Atlas Publications
- Atlas logo as used on its comic books in 1950
- Company type: Proprietary company
- Industry: Publishing
- Genre: Popular fiction; Comics;
- Founded: 1947
- Founders: Jack Bellew; George Warnecke; Clive Turnbull;
- Defunct: 1958
- Headquarters: 282 Queen's Parade, Clifton Hill, Victoria, Australia

= Atlas Publications =

Australian book publishing company

Atlas Publications was an Australian publishing company which operated from 1948 until 1958 and was based in Clifton Hill, a suburb of Melbourne. It published magazines and popular fiction, and the genre for which it was best known, adventure comics. It had no relation to the American company Atlas Comics which was active in the same period.

==History==
The company was founded in 1947 by Jack Bellew and George Warnecke, two former journalists at The Daily Telegraph, and Clive Turnbull, who at the time was a staff writer and art critic for the Melbourne-based Herald. The company was managed by Peter Ryan, who characterised the founders as "a small syndicate of well-off Melbourne lefty journalists". Warnecke himself would later describe the venture to friends as an "Intelligent Young Man's Guide to Capitalism".

The company achieved a major success with its 1948 series Captain Atom drawn by Arthur Mather and written largely by Jack Bellew under the pen name "John Welles". Captain Atom (no relation to the later American superhero Captain Atom) was one of the few original Australian comic heroes to have his own merchandising and fan club. The comic was originally published entirely in colour, but Atlas followed their chief rival, K.G. Murray, and switched to black and white two years later when the cost of colour printing became prohibitive. Despite the switch to black and white, the Captain Atom series remained successful, running to 64 issues over the next six years. The majority of Atlas's comics publications were reprints of British or American comic strips or Australian versions of them, such as Sergeant Pat of the Radio Patrol (based on two characters of the American strip Radio Patrol) and Brenda Starr with illustrations by Yaroslav Horak, who like Arthur Mather and Andrea Bresciani became a regular artist for Atlas. However, Atlas was best known for its home-grown Australian comics—in addition to Captain Atom, it published Keith Chatto's The Lone Wolf (Note: The Lone Wolf was a Western comic, whose protagonist Luke Jordan was "known throughout the West as an outlaw, who rides the trail of justice by night as the mysterious lone wolf".) and Terry Trowell's Grey Domino. (Note: The Grey Domino character was described on its cover as "Hooded man of mystery - nemesis of crime".)

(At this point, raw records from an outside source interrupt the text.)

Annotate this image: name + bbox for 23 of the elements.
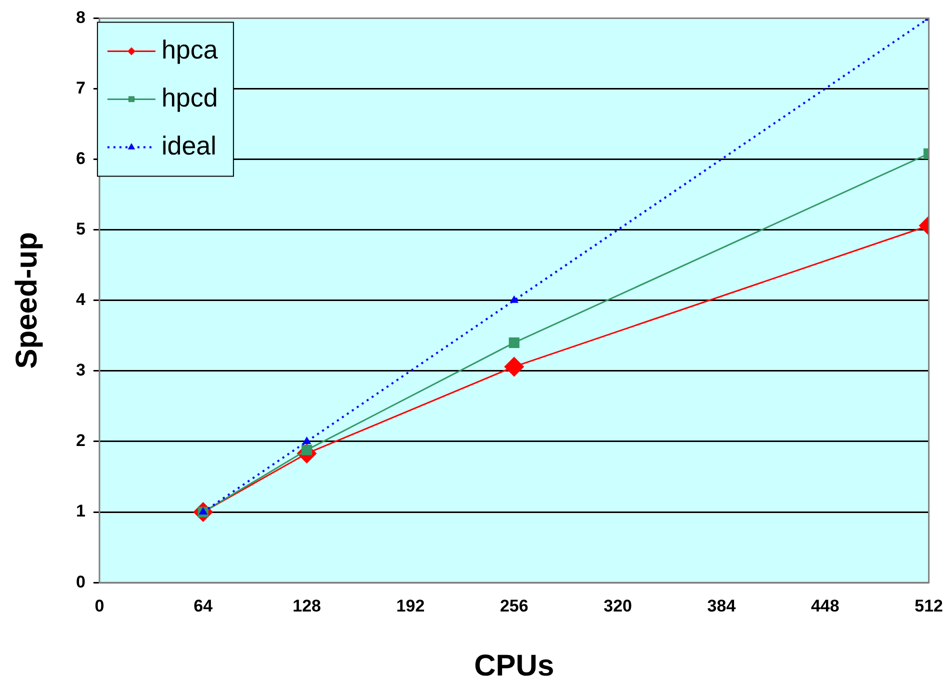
- y-tick-label: 2: [76, 431, 86, 450]
- y-tick-label: 7: [76, 78, 86, 98]
- legend-label: hpcd: [161, 82, 218, 112]
- x-tick-label: 512: [914, 596, 944, 616]
- x-axis-title: CPUs: [474, 649, 554, 682]
- y-axis-title: Speed-up: [10, 232, 44, 369]
- x-tick-label: 320: [604, 596, 632, 616]
- x-tick-label: 256: [500, 596, 528, 616]
- x-tick-label: 192: [396, 596, 425, 616]
- x-tick-label: 0: [94, 596, 104, 616]
- y-tick-label: 8: [76, 8, 86, 27]
- y-tick-label: 3: [76, 360, 86, 380]
- legend-label: ideal: [161, 130, 216, 160]
- x-tick-label: 128: [292, 596, 321, 616]
- y-tick-label: 5: [76, 220, 86, 239]
- x-tick-label: 64: [194, 596, 214, 616]
- y-tick-label: 0: [76, 572, 86, 592]
- y-tick-label: 4: [76, 290, 86, 310]
- x-tick-label: 448: [810, 596, 840, 616]
- y-tick-label: 1: [76, 502, 86, 521]
- x-tick-label: 384: [707, 596, 736, 616]
- y-tick-label: 6: [76, 148, 86, 168]
- legend-label: hpca: [161, 34, 218, 64]
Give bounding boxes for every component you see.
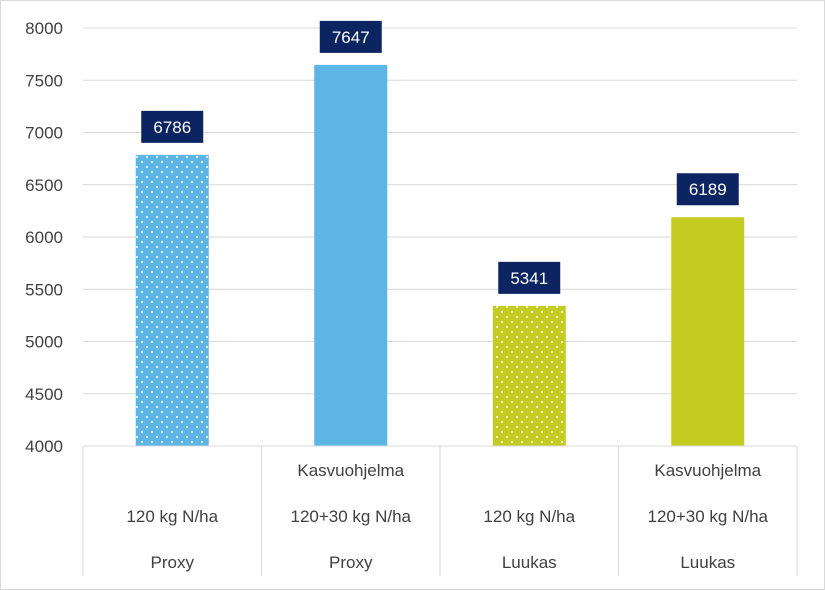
y-tick-label: 6500 bbox=[25, 176, 63, 195]
category-axis: 120 kg N/ha Proxy Kasvuohjelma 120+30 kg N/… bbox=[82, 445, 798, 576]
data-label: 5341 bbox=[510, 269, 548, 288]
category-label: Kasvuohjelma bbox=[297, 461, 404, 480]
data-label: 7647 bbox=[332, 28, 370, 47]
data-label-box bbox=[498, 261, 561, 294]
bars bbox=[135, 64, 745, 447]
data-label-box bbox=[319, 20, 382, 53]
y-tick-label: 6000 bbox=[25, 228, 63, 247]
y-tick-label: 5000 bbox=[25, 333, 63, 352]
category-label: 120 kg N/ha bbox=[126, 507, 218, 526]
y-axis-tick-labels: 4000 4500 5000 5500 6000 6500 7000 7500 8000 bbox=[25, 19, 63, 456]
y-tick-label: 7500 bbox=[25, 71, 63, 90]
category-label: Luukas bbox=[680, 553, 735, 572]
category-label: Proxy bbox=[329, 553, 373, 572]
data-label: 6189 bbox=[689, 180, 727, 199]
data-label-box bbox=[141, 110, 204, 143]
bar bbox=[135, 154, 209, 446]
category-label: 120+30 kg N/ha bbox=[290, 507, 411, 526]
bar bbox=[671, 217, 745, 446]
y-tick-label: 7000 bbox=[25, 124, 63, 143]
y-tick-label: 5500 bbox=[25, 280, 63, 299]
bar bbox=[314, 64, 388, 447]
y-tick-label: 4500 bbox=[25, 385, 63, 404]
category-label: 120+30 kg N/ha bbox=[647, 507, 768, 526]
y-tick-label: 4000 bbox=[25, 437, 63, 456]
category-label: Proxy bbox=[151, 553, 195, 572]
data-label-box bbox=[676, 173, 739, 206]
category-label: 120 kg N/ha bbox=[483, 507, 575, 526]
category-label: Luukas bbox=[502, 553, 557, 572]
bar bbox=[492, 305, 566, 446]
category-label: Kasvuohjelma bbox=[654, 461, 761, 480]
data-labels: 6786 7647 5341 6189 bbox=[141, 20, 739, 294]
data-label: 6786 bbox=[153, 118, 191, 137]
y-tick-label: 8000 bbox=[25, 19, 63, 38]
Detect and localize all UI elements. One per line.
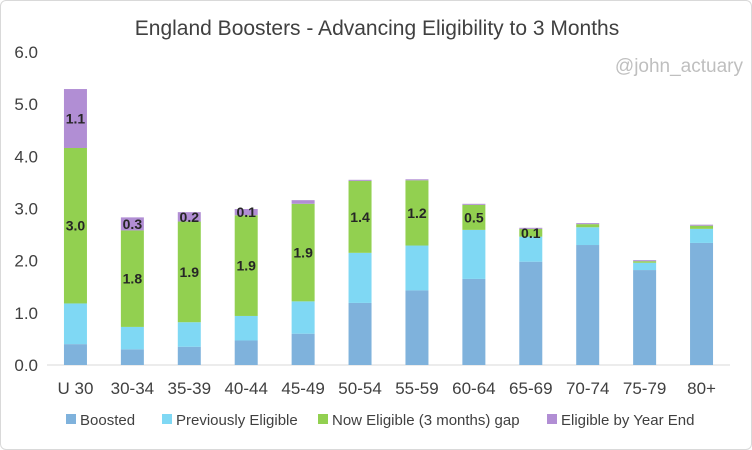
bar-eligible-by-year-end-65-69 — [519, 227, 543, 229]
x-tick-label: 60-64 — [452, 379, 495, 398]
data-label: 1.1 — [66, 111, 86, 127]
data-label: 1.9 — [180, 264, 200, 280]
bar-now-eligible-3-months-gap-30-34 — [120, 230, 144, 327]
bar-now-eligible-3-months-gap-50-54 — [348, 180, 372, 253]
bar-eligible-by-year-end-75-79 — [633, 260, 657, 262]
bar-previously-eligible-40-44 — [234, 315, 258, 341]
bar-previously-eligible-75-79 — [633, 262, 657, 271]
x-tick-label: 80+ — [687, 379, 716, 398]
legend-swatch — [547, 414, 557, 424]
data-label: 0.1 — [521, 225, 541, 241]
bar-previously-eligible-80- — [690, 228, 714, 243]
y-tick-label: 1.0 — [14, 304, 38, 323]
x-tick-label: U 30 — [57, 379, 93, 398]
bar-now-eligible-3-months-gap-40-44 — [234, 215, 258, 316]
bar-eligible-by-year-end-35-39 — [177, 212, 201, 222]
bar-eligible-by-year-end-60-64 — [462, 203, 486, 205]
x-tick-label: 45-49 — [281, 379, 324, 398]
x-tick-label: 35-39 — [168, 379, 211, 398]
data-label: 3.0 — [66, 218, 86, 234]
data-label: 1.2 — [407, 205, 427, 221]
bar-boosted-75-79 — [633, 270, 657, 365]
bar-boosted-70-74 — [576, 245, 600, 365]
y-tick-label: 5.0 — [14, 95, 38, 114]
legend-label: Boosted — [80, 412, 135, 429]
bars — [63, 89, 714, 365]
legend-label: Previously Eligible — [176, 412, 298, 429]
bar-boosted-55-59 — [405, 290, 429, 365]
bar-previously-eligible-45-49 — [291, 301, 315, 334]
legend-label: Eligible by Year End — [561, 412, 694, 429]
bar-previously-eligible-55-59 — [405, 245, 429, 291]
bar-boosted-35-39 — [177, 346, 201, 365]
legend-swatch — [66, 414, 76, 424]
chart-title: England Boosters - Advancing Eligibility… — [134, 17, 620, 40]
bar-now-eligible-3-months-gap-35-39 — [177, 221, 201, 323]
legend-swatch — [162, 414, 172, 424]
bar-boosted-50-54 — [348, 302, 372, 365]
y-tick-label: 2.0 — [14, 252, 38, 271]
bar-boosted-30-34 — [120, 349, 144, 365]
x-tick-label: 55-59 — [395, 379, 438, 398]
bar-previously-eligible-50-54 — [348, 252, 372, 303]
bar-boosted-45-49 — [291, 333, 315, 365]
data-label: 0.2 — [180, 209, 200, 225]
bar-previously-eligible-65-69 — [519, 236, 543, 262]
data-label: 0.1 — [236, 204, 256, 220]
data-label: 1.9 — [293, 245, 313, 261]
bar-boosted-80- — [690, 242, 714, 365]
legend-swatch — [318, 414, 328, 424]
bar-now-eligible-3-months-gap-75-79 — [633, 261, 657, 263]
y-tick-label: 6.0 — [14, 43, 38, 62]
bar-eligible-by-year-end-70-74 — [576, 223, 600, 225]
data-label: 1.9 — [236, 258, 256, 274]
x-tick-label: 40-44 — [224, 379, 267, 398]
bar-eligible-by-year-end-u-30 — [63, 89, 87, 148]
bar-boosted-40-44 — [234, 340, 258, 365]
data-label: 1.8 — [123, 271, 143, 287]
x-tick-label: 70-74 — [566, 379, 609, 398]
data-label: 1.4 — [350, 209, 370, 225]
axes: 0.0 1.0 2.0 3.0 4.0 5.0 6.0 U 30 30-34 35-39 40-44… — [14, 43, 730, 398]
bar-previously-eligible-30-34 — [120, 326, 144, 350]
bar-previously-eligible-60-64 — [462, 229, 486, 279]
bar-eligible-by-year-end-50-54 — [348, 179, 372, 181]
bar-previously-eligible-70-74 — [576, 227, 600, 246]
bar-previously-eligible-u-30 — [63, 303, 87, 345]
bar-eligible-by-year-end-40-44 — [234, 209, 258, 216]
bar-now-eligible-3-months-gap-45-49 — [291, 203, 315, 302]
data-label: 0.5 — [464, 209, 484, 225]
x-tick-label: 50-54 — [338, 379, 381, 398]
bar-now-eligible-3-months-gap-70-74 — [576, 224, 600, 228]
legend: Boosted Previously Eligible Now Eligible (… — [66, 412, 694, 429]
legend-label: Now Eligible (3 months) gap — [332, 412, 520, 429]
bar-now-eligible-3-months-gap-u-30 — [63, 147, 87, 304]
x-tick-label: 75-79 — [623, 379, 666, 398]
bar-boosted-u-30 — [63, 344, 87, 365]
bar-previously-eligible-35-39 — [177, 322, 201, 347]
bar-eligible-by-year-end-45-49 — [291, 200, 315, 204]
bar-eligible-by-year-end-55-59 — [405, 179, 429, 181]
y-tick-label: 0.0 — [14, 356, 38, 375]
bar-now-eligible-3-months-gap-60-64 — [462, 204, 486, 230]
bar-eligible-by-year-end-30-34 — [120, 217, 144, 231]
bar-boosted-60-64 — [462, 278, 486, 365]
x-tick-label: 30-34 — [111, 379, 154, 398]
y-tick-label: 4.0 — [14, 147, 38, 166]
watermark: @john_actuary — [614, 56, 743, 77]
bar-boosted-65-69 — [519, 261, 543, 365]
bar-now-eligible-3-months-gap-65-69 — [519, 228, 543, 237]
bar-eligible-by-year-end-80- — [690, 224, 714, 226]
data-label: 0.3 — [123, 216, 143, 232]
data-labels: 3.0 1.1 1.8 0.3 1.9 0.2 1.9 0.1 1.9 1.4 1.2 0.5 0.1 — [66, 111, 541, 287]
bar-now-eligible-3-months-gap-55-59 — [405, 180, 429, 246]
bar-now-eligible-3-months-gap-80- — [690, 225, 714, 229]
y-tick-label: 3.0 — [14, 200, 38, 219]
x-tick-label: 65-69 — [509, 379, 552, 398]
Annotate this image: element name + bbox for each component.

In 1955, Atlas launched its science fiction magazine, Science Fiction Monthly, which ran for 18 issues and ended in 1957. (Note: Atlas's Science Fiction Monthly is not to be confused with the UK magazine Science Fiction Monthly which was published in the 1970s.) Although it largely published stories reprinted from foreign magazines, including three by A. Bertram Chandler, Science Fiction Monthly also published some original stories such Wynne Whiteford's "Ancestral Home" and articles on the science fiction genre by Forrest J Ackerman. In the mid-1950s Warnecke and Bellew also bought out Frank Packer's interest in the women's magazine Family Circle and began publishing it under the Atlas imprint. Atlas's other publications included Miss Young Romance comics, Heart-Throb photo novels, novelettes of Western stories, a racing guide, and the men's magazines Zowie, Fun and Frolic. In 1954 all three men's magazines were banned from sale in Queensland by the Queensland Literature Board of Review for featuring sex and nudity. Through its associated imprint, Western & United Publishing, the company published reprints of books aimed at teenage girls such as its 1952 How To Get Along With Boys.

Atlas ceased publication in 1958. Jack Bellew had died in 1957. George Warnecke moved to Ireland that same year. Page Publications acquired the rights to some of the Atlas comics such as Sergeant Pat of the Radio Patrol and continued to publish them through the 1960s. Clive Turnbull remained in Melbourne and went on to write a series of biographies, a history of Australia, and a book on Australian art.